でもそれだけ大事な祭壇だったら、確かに根っこ除去したいよな。
「話は聞いたよ!」
いつもは結束派と距離を取ってる治安維持のお姉さんがいつの間にかすぐ傍に立ってた。
「あっやべ!」
さっきまで話してた結束派の一人はそそくさと何処かに行く。
「ふん、別に逃げなくても他の種族の気持ちはアタシだって分かるってのに」
「そうなの?もうエルフ的には根っこ除去絶対駄目なのかと思ってたよ」
「そりゃね、簡単にいいよとは言えないさ。だからあんたが闘技大会に出たいって言うなら、勝負してやらないことも無いよ」
「条件は?」
「なんかプリンに変わる甘いお菓子」
「あ~なんだろう・・・簡単スイートポテトとか?」
「スイーーート!甘そうじゃないか!どんなお菓子だい?」
「いやこの辺りにある芋って火を通すと甘いじゃん。あれを磨り潰して砂糖と牛乳加えて滑らかにして、もう一回成型するの」
「へ~甘い芋に砂糖を加えるって、それはおいしそうだね~。

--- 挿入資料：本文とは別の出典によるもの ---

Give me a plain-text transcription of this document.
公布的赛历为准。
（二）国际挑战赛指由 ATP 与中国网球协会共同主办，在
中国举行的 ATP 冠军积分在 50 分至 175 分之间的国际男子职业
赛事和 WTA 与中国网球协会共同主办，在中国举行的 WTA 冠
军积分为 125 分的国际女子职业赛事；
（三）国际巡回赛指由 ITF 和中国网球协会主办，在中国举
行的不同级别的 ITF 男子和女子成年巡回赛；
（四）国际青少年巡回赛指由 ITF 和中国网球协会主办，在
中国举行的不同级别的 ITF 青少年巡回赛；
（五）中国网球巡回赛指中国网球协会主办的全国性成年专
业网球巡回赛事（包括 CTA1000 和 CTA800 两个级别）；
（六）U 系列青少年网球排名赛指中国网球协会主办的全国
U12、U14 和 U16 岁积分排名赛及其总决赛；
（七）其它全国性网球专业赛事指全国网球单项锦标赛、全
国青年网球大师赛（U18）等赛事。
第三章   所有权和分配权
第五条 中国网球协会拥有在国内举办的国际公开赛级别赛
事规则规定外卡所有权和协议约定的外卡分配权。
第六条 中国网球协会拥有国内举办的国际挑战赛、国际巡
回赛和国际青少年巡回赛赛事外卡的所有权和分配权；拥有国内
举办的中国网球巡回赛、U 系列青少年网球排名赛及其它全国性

じゃあアタシが勝ったらそれで」
「んじゃ、いっちょ闘技と行きますか」
二人連れ立って金網のリングに向かい、
そして、対峙する。
相手が虫足の陰を纏う間に自分は、
気脈術 冷気
耐性を上げて待ち構える。
背両手にナイフを構えたお姉さんが間合いを詰めてきたところで、自分は大振りの薙ぎ払い。
珍しく自分の方が武器重量が重い戦闘。ちょっと乱暴に振り払い相手の体勢を崩す。
打ち合うのを嫌い、一歩下がったお姉さんは薙ぎ払いで剣が流れた所を狙って、背中から伸びた陰の六足を使い強引に突っ込んできた。
陰足が有ると、こういう普通じゃ無理な動きがあるからな~・・・。
左半身になりながらお姉さんの左手を狙い、自分の左腕を引っ掛けて行く、
そのまま巻き取り腕が極まった所を右手のナイフで突いてきたので、
わざと膝を抜き、姿勢を崩して更にお姉さんの左手に負荷をかける。
そこで、左手からナイフが抜けたので、肘で絡め捕ったそれを放り捨て、剣をしまう。
右手で逆手にダガーを抜き構える。
順手に持ち替えながら、真っ直ぐ突く。
ナイフを持った右手の肘で、自分の前腕を打ち落としてきたが、織込済みの動き。
その勢いを利用して軌道変更、下から首を突き上げれば、仰け反ってかわすお姉さん。
そのまま、自分のダガーを持った腕に乗せたままの腕を絡めとり、更に左手も使って捻り上げる。
完全に関節が極まった所でナイフを奪い取り、それも遠くに放り投げた。